The support at the Cape Town Marathon is no doubt going to be brilliant, but it’s also great to have friends and family there. It can make such a difference seeing them when things are getting tough. I would advise chatting with them before the race so you can suggest a good place for them to be cheering you on and you’ll know where to look out for them. When I ran the London Marathon my parents got a big, bright helium balloon so I had no problems spotting them!
Although you may be struggling, try to smile for the cameras! No one likes race photos where you look unhappy, so pack out that smile, it will be worth it!
You’ve made it! You have ran a Marathon and you have that well-earned medal around your neck, well done! If you are anything like I was at my last marathon, walking was an immediate struggle. So to make my life a lot easier, I had my family nearby with all the things I needed – drinks, food and fresh clothing. It was a warm day, so I didn’t need any extra layers, but I always pack them as I can get cold quickly after races. I also took my trainers off and put flip flops on which was an amazing feeling for my sore and swollen feet!

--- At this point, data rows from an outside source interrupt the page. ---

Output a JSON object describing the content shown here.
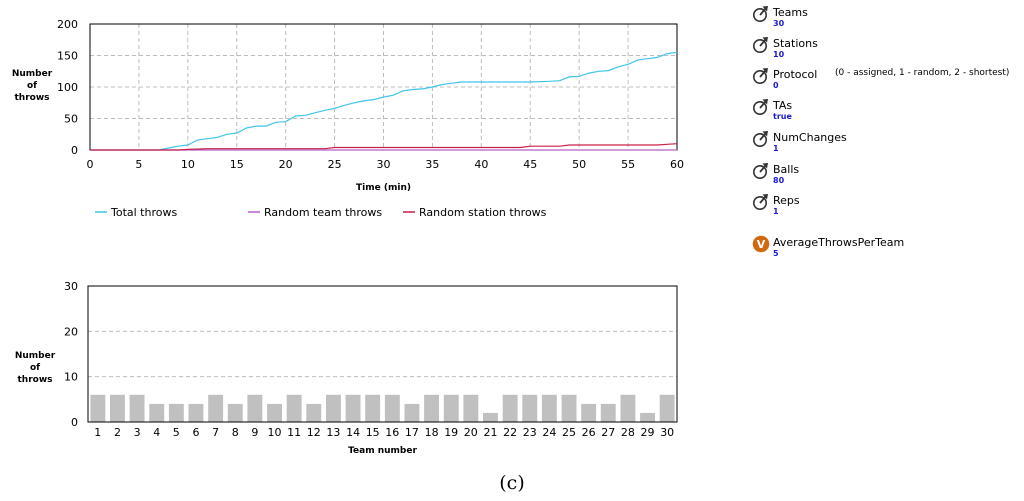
{
  "chart_data": [
    {
      "type": "line",
      "title": "",
      "xlabel": "Time (min)",
      "ylabel": [
        "Number",
        "of",
        "throws"
      ],
      "xlim": [
        0,
        60
      ],
      "ylim": [
        0,
        200
      ],
      "xticks": [
        0,
        5,
        10,
        15,
        20,
        25,
        30,
        35,
        40,
        45,
        50,
        55,
        60
      ],
      "yticks": [
        0,
        50,
        100,
        150,
        200
      ],
      "grid": true,
      "legend_position": "bottom",
      "series": [
        {
          "name": "Total throws",
          "color": "#40c4ea",
          "points": [
            [
              0,
              0
            ],
            [
              7,
              0
            ],
            [
              8,
              3
            ],
            [
              9,
              6
            ],
            [
              10,
              8
            ],
            [
              11,
              16
            ],
            [
              12,
              18
            ],
            [
              13,
              20
            ],
            [
              14,
              25
            ],
            [
              15,
              27
            ],
            [
              16,
              35
            ],
            [
              17,
              38
            ],
            [
              18,
              38
            ],
            [
              19,
              44
            ],
            [
              20,
              45
            ],
            [
              21,
              54
            ],
            [
              22,
              55
            ],
            [
              23,
              59
            ],
            [
              24,
              63
            ],
            [
              25,
              66
            ],
            [
              26,
              71
            ],
            [
              27,
              75
            ],
            [
              28,
              78
            ],
            [
              29,
              80
            ],
            [
              30,
              84
            ],
            [
              31,
              87
            ],
            [
              32,
              94
            ],
            [
              33,
              96
            ],
            [
              34,
              97
            ],
            [
              35,
              100
            ],
            [
              36,
              104
            ],
            [
              37,
              106
            ],
            [
              38,
              108
            ],
            [
              40,
              108
            ],
            [
              45,
              108
            ],
            [
              47,
              109
            ],
            [
              48,
              110
            ],
            [
              49,
              116
            ],
            [
              50,
              117
            ],
            [
              51,
              122
            ],
            [
              52,
              125
            ],
            [
              53,
              126
            ],
            [
              54,
              132
            ],
            [
              55,
              136
            ],
            [
              56,
              143
            ],
            [
              57,
              145
            ],
            [
              58,
              147
            ],
            [
              59,
              153
            ],
            [
              60,
              155
            ]
          ]
        },
        {
          "name": "Random team throws",
          "color": "#b560c8",
          "points": [
            [
              0,
              0
            ],
            [
              60,
              0
            ]
          ]
        },
        {
          "name": "Random station throws",
          "color": "#c8204c",
          "points": [
            [
              0,
              0
            ],
            [
              9,
              0
            ],
            [
              10,
              1
            ],
            [
              12,
              2
            ],
            [
              24,
              2
            ],
            [
              25,
              4
            ],
            [
              44,
              4
            ],
            [
              45,
              6
            ],
            [
              48,
              6
            ],
            [
              49,
              8
            ],
            [
              58,
              8
            ],
            [
              59,
              9
            ],
            [
              60,
              10
            ]
          ]
        }
      ]
    },
    {
      "type": "bar",
      "title": "",
      "xlabel": "Team number",
      "ylabel": [
        "Number",
        "of",
        "throws"
      ],
      "ylim": [
        0,
        30
      ],
      "yticks": [
        0,
        10,
        20,
        30
      ],
      "grid": true,
      "bar_color": "#c0c0c0",
      "categories": [
        "1",
        "2",
        "3",
        "4",
        "5",
        "6",
        "7",
        "8",
        "9",
        "10",
        "11",
        "12",
        "13",
        "14",
        "15",
        "16",
        "17",
        "18",
        "19",
        "20",
        "21",
        "22",
        "23",
        "24",
        "25",
        "26",
        "27",
        "28",
        "29",
        "30"
      ],
      "values": [
        6,
        6,
        6,
        4,
        4,
        4,
        6,
        4,
        6,
        4,
        6,
        4,
        6,
        6,
        6,
        6,
        4,
        6,
        6,
        6,
        2,
        6,
        6,
        6,
        6,
        4,
        4,
        6,
        2,
        6
      ]
    }
  ],
  "parameters": [
    {
      "name": "Teams",
      "value": "30",
      "icon": "parameter-icon"
    },
    {
      "name": "Stations",
      "value": "10",
      "icon": "parameter-icon"
    },
    {
      "name": "Protocol",
      "value": "0",
      "note": "(0 - assigned, 1 - random, 2 - shortest)",
      "icon": "parameter-icon"
    },
    {
      "name": "TAs",
      "value": "true",
      "icon": "parameter-icon"
    },
    {
      "name": "NumChanges",
      "value": "1",
      "icon": "parameter-icon"
    },
    {
      "name": "Balls",
      "value": "80",
      "icon": "parameter-icon"
    },
    {
      "name": "Reps",
      "value": "1",
      "icon": "parameter-icon"
    }
  ],
  "variable": {
    "name": "AverageThrowsPerTeam",
    "value": "5",
    "icon": "variable-icon",
    "icon_letter": "V",
    "icon_color": "#d06a10"
  },
  "caption": "(c)"
}
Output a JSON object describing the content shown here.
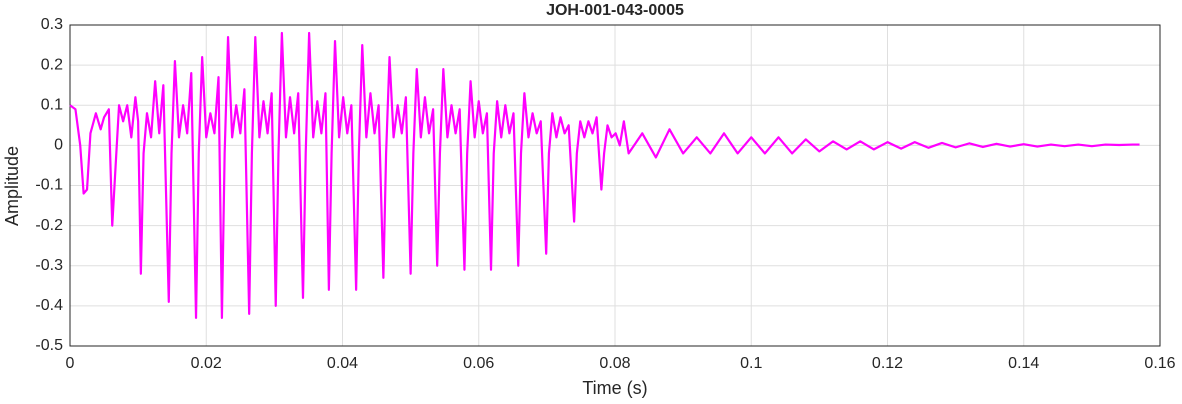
{
  "chart_data": {
    "type": "line",
    "title": "JOH-001-043-0005",
    "xlabel": "Time (s)",
    "ylabel": "Amplitude",
    "color": "#ff00ff",
    "grid": true,
    "xlim": [
      0,
      0.16
    ],
    "xticks": [
      0,
      0.02,
      0.04,
      0.06,
      0.08,
      0.1,
      0.12,
      0.14,
      0.16
    ],
    "ylim": [
      -0.5,
      0.3
    ],
    "yticks": [
      -0.5,
      -0.4,
      -0.3,
      -0.2,
      -0.1,
      0,
      0.1,
      0.2,
      0.3
    ],
    "x": [
      0,
      0.0008,
      0.0015,
      0.002,
      0.0025,
      0.003,
      0.0038,
      0.0045,
      0.005,
      0.0057,
      0.0062,
      0.0067,
      0.0072,
      0.0078,
      0.0084,
      0.009,
      0.0096,
      0.01,
      0.0104,
      0.0108,
      0.0113,
      0.0119,
      0.0125,
      0.0131,
      0.0137,
      0.0145,
      0.0149,
      0.0154,
      0.016,
      0.0166,
      0.0172,
      0.0178,
      0.0185,
      0.0189,
      0.0194,
      0.02,
      0.0206,
      0.0212,
      0.0218,
      0.0223,
      0.0227,
      0.0232,
      0.0238,
      0.0244,
      0.025,
      0.0256,
      0.0263,
      0.0267,
      0.0272,
      0.0278,
      0.0284,
      0.029,
      0.0296,
      0.0302,
      0.0306,
      0.0311,
      0.0317,
      0.0323,
      0.0329,
      0.0335,
      0.0342,
      0.0346,
      0.0351,
      0.0357,
      0.0363,
      0.0369,
      0.0375,
      0.038,
      0.0384,
      0.0389,
      0.0395,
      0.0401,
      0.0407,
      0.0413,
      0.042,
      0.0424,
      0.0429,
      0.0435,
      0.0441,
      0.0447,
      0.0453,
      0.046,
      0.0464,
      0.0469,
      0.0475,
      0.0481,
      0.0487,
      0.0493,
      0.05,
      0.0504,
      0.0509,
      0.0515,
      0.0521,
      0.0527,
      0.0533,
      0.0539,
      0.0543,
      0.0548,
      0.0554,
      0.056,
      0.0566,
      0.0572,
      0.0579,
      0.0583,
      0.0588,
      0.0594,
      0.06,
      0.0606,
      0.0612,
      0.0618,
      0.0622,
      0.0627,
      0.0633,
      0.0639,
      0.0645,
      0.0651,
      0.0658,
      0.0662,
      0.0667,
      0.0673,
      0.0679,
      0.0685,
      0.0691,
      0.0699,
      0.0703,
      0.0708,
      0.0714,
      0.072,
      0.0726,
      0.0732,
      0.074,
      0.0744,
      0.0749,
      0.0755,
      0.0761,
      0.0767,
      0.0773,
      0.078,
      0.0784,
      0.0789,
      0.0795,
      0.0801,
      0.0807,
      0.0813,
      0.082,
      0.084,
      0.086,
      0.088,
      0.09,
      0.092,
      0.094,
      0.096,
      0.098,
      0.1,
      0.102,
      0.104,
      0.106,
      0.108,
      0.11,
      0.112,
      0.114,
      0.116,
      0.118,
      0.12,
      0.122,
      0.124,
      0.126,
      0.128,
      0.13,
      0.132,
      0.134,
      0.136,
      0.138,
      0.14,
      0.142,
      0.144,
      0.146,
      0.148,
      0.15,
      0.152,
      0.154,
      0.156,
      0.157
    ],
    "values": [
      0.1,
      0.09,
      0,
      -0.12,
      -0.11,
      0.03,
      0.08,
      0.04,
      0.07,
      0.09,
      -0.2,
      -0.05,
      0.1,
      0.06,
      0.1,
      0.02,
      0.12,
      0.06,
      -0.32,
      -0.02,
      0.08,
      0.02,
      0.16,
      0.03,
      0.15,
      -0.39,
      -0.02,
      0.21,
      0.02,
      0.1,
      0.03,
      0.18,
      -0.43,
      -0.02,
      0.22,
      0.02,
      0.08,
      0.03,
      0.17,
      -0.43,
      -0.02,
      0.27,
      0.02,
      0.1,
      0.03,
      0.14,
      -0.42,
      -0.02,
      0.27,
      0.02,
      0.11,
      0.03,
      0.13,
      -0.4,
      -0.02,
      0.28,
      0.02,
      0.12,
      0.03,
      0.13,
      -0.38,
      -0.02,
      0.28,
      0.02,
      0.11,
      0.03,
      0.13,
      -0.36,
      -0.02,
      0.26,
      0.02,
      0.12,
      0.03,
      0.1,
      -0.36,
      -0.02,
      0.25,
      0.02,
      0.13,
      0.03,
      0.1,
      -0.33,
      -0.02,
      0.22,
      0.02,
      0.1,
      0.03,
      0.12,
      -0.32,
      -0.02,
      0.19,
      0.02,
      0.12,
      0.03,
      0.09,
      -0.3,
      -0.02,
      0.19,
      0.02,
      0.1,
      0.03,
      0.09,
      -0.31,
      -0.02,
      0.16,
      0.02,
      0.11,
      0.03,
      0.08,
      -0.31,
      -0.02,
      0.11,
      0.02,
      0.1,
      0.03,
      0.08,
      -0.3,
      -0.02,
      0.13,
      0.02,
      0.08,
      0.03,
      0.06,
      -0.27,
      -0.02,
      0.08,
      0.02,
      0.07,
      0.03,
      0.05,
      -0.19,
      -0.02,
      0.06,
      0.02,
      0.06,
      0.03,
      0.07,
      -0.11,
      -0.02,
      0.05,
      0.02,
      0.03,
      0,
      0.06,
      -0.02,
      0.03,
      -0.03,
      0.04,
      -0.02,
      0.02,
      -0.02,
      0.03,
      -0.02,
      0.02,
      -0.02,
      0.02,
      -0.02,
      0.015,
      -0.015,
      0.01,
      -0.01,
      0.01,
      -0.01,
      0.008,
      -0.008,
      0.008,
      -0.006,
      0.006,
      -0.005,
      0.005,
      -0.004,
      0.004,
      -0.003,
      0.003,
      -0.003,
      0.002,
      -0.002,
      0.002,
      -0.002,
      0.002,
      0.001,
      0.002,
      0.002
    ]
  }
}
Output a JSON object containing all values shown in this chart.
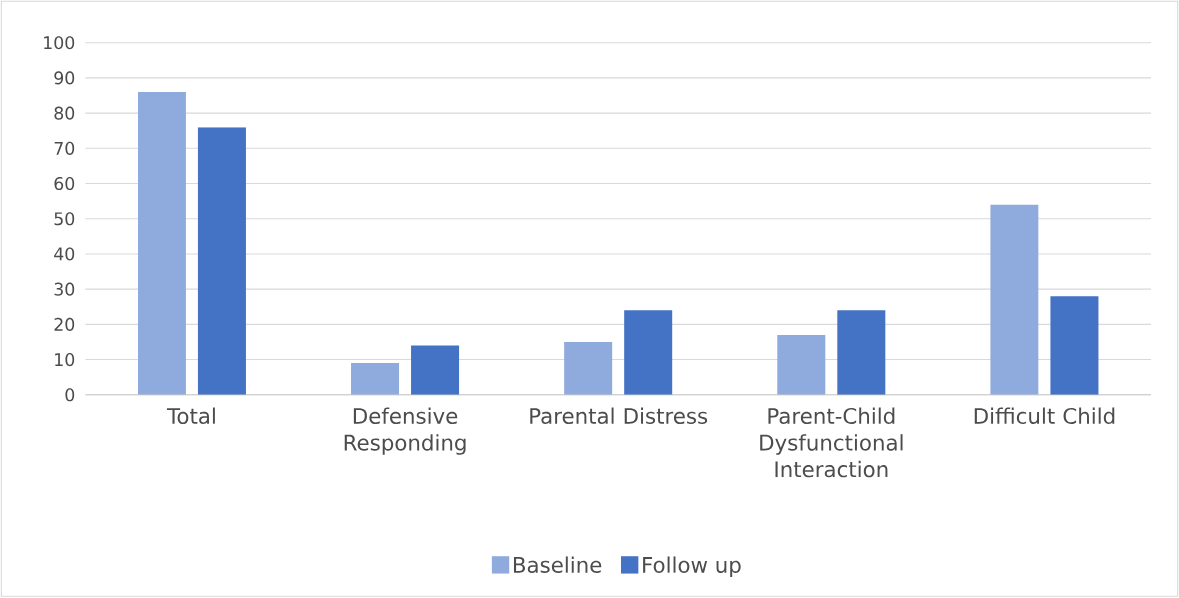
{
  "chart_data": {
    "type": "bar",
    "categories": [
      "Total",
      "Defensive Responding",
      "Parental Distress",
      "Parent-Child Dysfunctional Interaction",
      "Difficult Child"
    ],
    "series": [
      {
        "name": "Baseline",
        "color": "#8faadc",
        "values": [
          86,
          9,
          15,
          17,
          54
        ]
      },
      {
        "name": "Follow up",
        "color": "#4472c4",
        "values": [
          76,
          14,
          24,
          24,
          28
        ]
      }
    ],
    "ylim": [
      0,
      100
    ],
    "yticks": [
      0,
      10,
      20,
      30,
      40,
      50,
      60,
      70,
      80,
      90,
      100
    ],
    "grid": "y",
    "legend": "bottom"
  }
}
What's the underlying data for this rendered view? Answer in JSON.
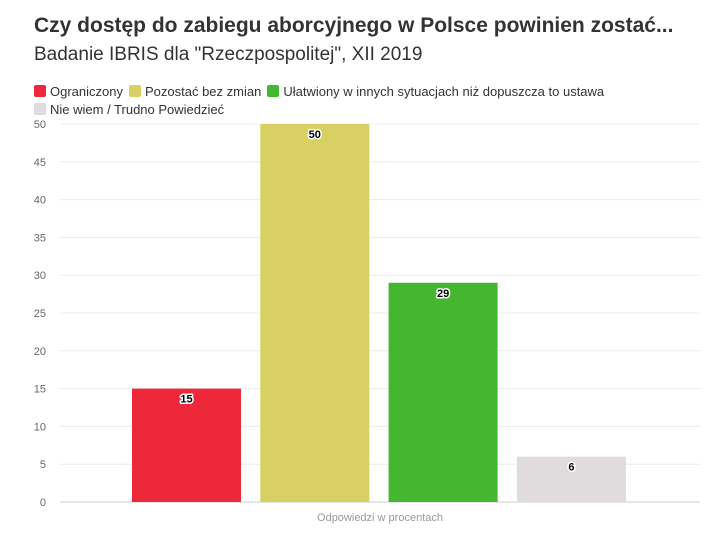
{
  "chart_data": {
    "type": "bar",
    "title": "Czy dostęp do zabiegu aborcyjnego w Polsce powinien zostać...",
    "subtitle": "Badanie IBRIS dla \"Rzeczpospolitej\", XII 2019",
    "xlabel": "Odpowiedzi w procentach",
    "ylabel": "",
    "ylim": [
      0,
      50
    ],
    "yticks": [
      0,
      5,
      10,
      15,
      20,
      25,
      30,
      35,
      40,
      45,
      50
    ],
    "grid": true,
    "legend_position": "top-left",
    "categories": [
      "Ograniczony",
      "Pozostać bez zmian",
      "Ułatwiony w innych sytuacjach niż dopuszcza to ustawa",
      "Nie wiem / Trudno Powiedzieć"
    ],
    "values": [
      15,
      50,
      29,
      6
    ],
    "colors": [
      "#ee283b",
      "#d8d062",
      "#44b62f",
      "#e0dcdd"
    ]
  }
}
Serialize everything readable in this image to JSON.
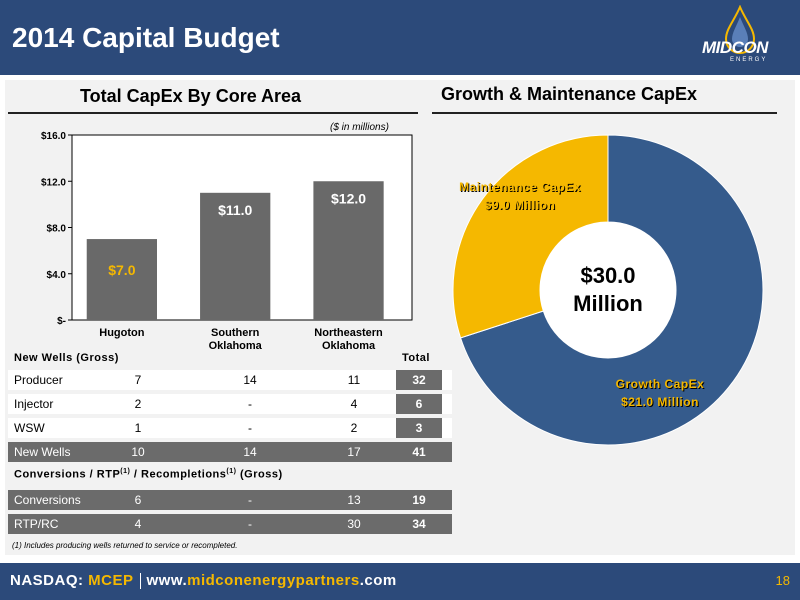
{
  "header": {
    "title": "2014 Capital Budget"
  },
  "logo": {
    "name": "MIDCON",
    "sub": "ENERGY"
  },
  "left_title": "Total CapEx By Core Area",
  "right_title": "Growth & Maintenance CapEx",
  "unit_note": "($ in millions)",
  "colors": {
    "navy": "#2c4a7a",
    "bar": "#696969",
    "gold": "#f5b800",
    "donut_blue": "#355b8c"
  },
  "chart_data": [
    {
      "type": "bar",
      "title": "Total CapEx By Core Area",
      "categories": [
        "Hugoton",
        "Southern Oklahoma",
        "Northeastern Oklahoma"
      ],
      "values": [
        7.0,
        11.0,
        12.0
      ],
      "data_labels": [
        "$7.0",
        "$11.0",
        "$12.0"
      ],
      "yticks": [
        "$-",
        "$4.0",
        "$8.0",
        "$12.0",
        "$16.0"
      ],
      "ylim": [
        0,
        16
      ],
      "grid": false
    },
    {
      "type": "pie",
      "title": "Growth & Maintenance CapEx",
      "labels": [
        "Growth CapEx",
        "Maintenance CapEx"
      ],
      "values": [
        21.0,
        9.0
      ],
      "value_labels": [
        "$21.0 Million",
        "$9.0 Million"
      ],
      "center_label": [
        "$30.0",
        "Million"
      ],
      "donut": true
    }
  ],
  "wells": {
    "heading": "New Wells (Gross)",
    "total_heading": "Total",
    "rows": [
      {
        "label": "Producer",
        "vals": [
          "7",
          "14",
          "11"
        ],
        "total": "32",
        "style": "light"
      },
      {
        "label": "Injector",
        "vals": [
          "2",
          "-",
          "4"
        ],
        "total": "6",
        "style": "light"
      },
      {
        "label": "WSW",
        "vals": [
          "1",
          "-",
          "2"
        ],
        "total": "3",
        "style": "light"
      },
      {
        "label": "New Wells",
        "vals": [
          "10",
          "14",
          "17"
        ],
        "total": "41",
        "style": "dark"
      }
    ]
  },
  "conversions": {
    "heading_a": "Conversions / RTP",
    "sup1": "(1)",
    "heading_b": " / Recompletions",
    "sup2": "(1)",
    "heading_c": " (Gross)",
    "rows": [
      {
        "label": "Conversions",
        "vals": [
          "6",
          "-",
          "13"
        ],
        "total": "19",
        "style": "dark"
      },
      {
        "label": "RTP/RC",
        "vals": [
          "4",
          "-",
          "30"
        ],
        "total": "34",
        "style": "dark"
      }
    ]
  },
  "footnote": "(1)    Includes producing wells returned to service or recompleted.",
  "footer": {
    "nasdaq": "NASDAQ: ",
    "ticker": "MCEP",
    "www": "www.",
    "domain_mid": "midconenergypartners",
    "dotcom": ".com",
    "page": "18"
  }
}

Next is the all-important rehydration and recovery. You will lose a lot of fluids during the race, so its good to start replenishing them. A sports drink is often useful as it contains electrolytes. A snack immediately after the race is also important, preferably with protein in to start the repair process. Although it may be tempting to have a celebratory beer, avoid too many of these as you’ll probably feel unwell quite quickly!
Lastly now is time to celebrate your fantastic achievement and let your body rest and recover! Hopefully, you’ll also get some time to explore beautiful Cape Town too. I certainly can’t wait for that part.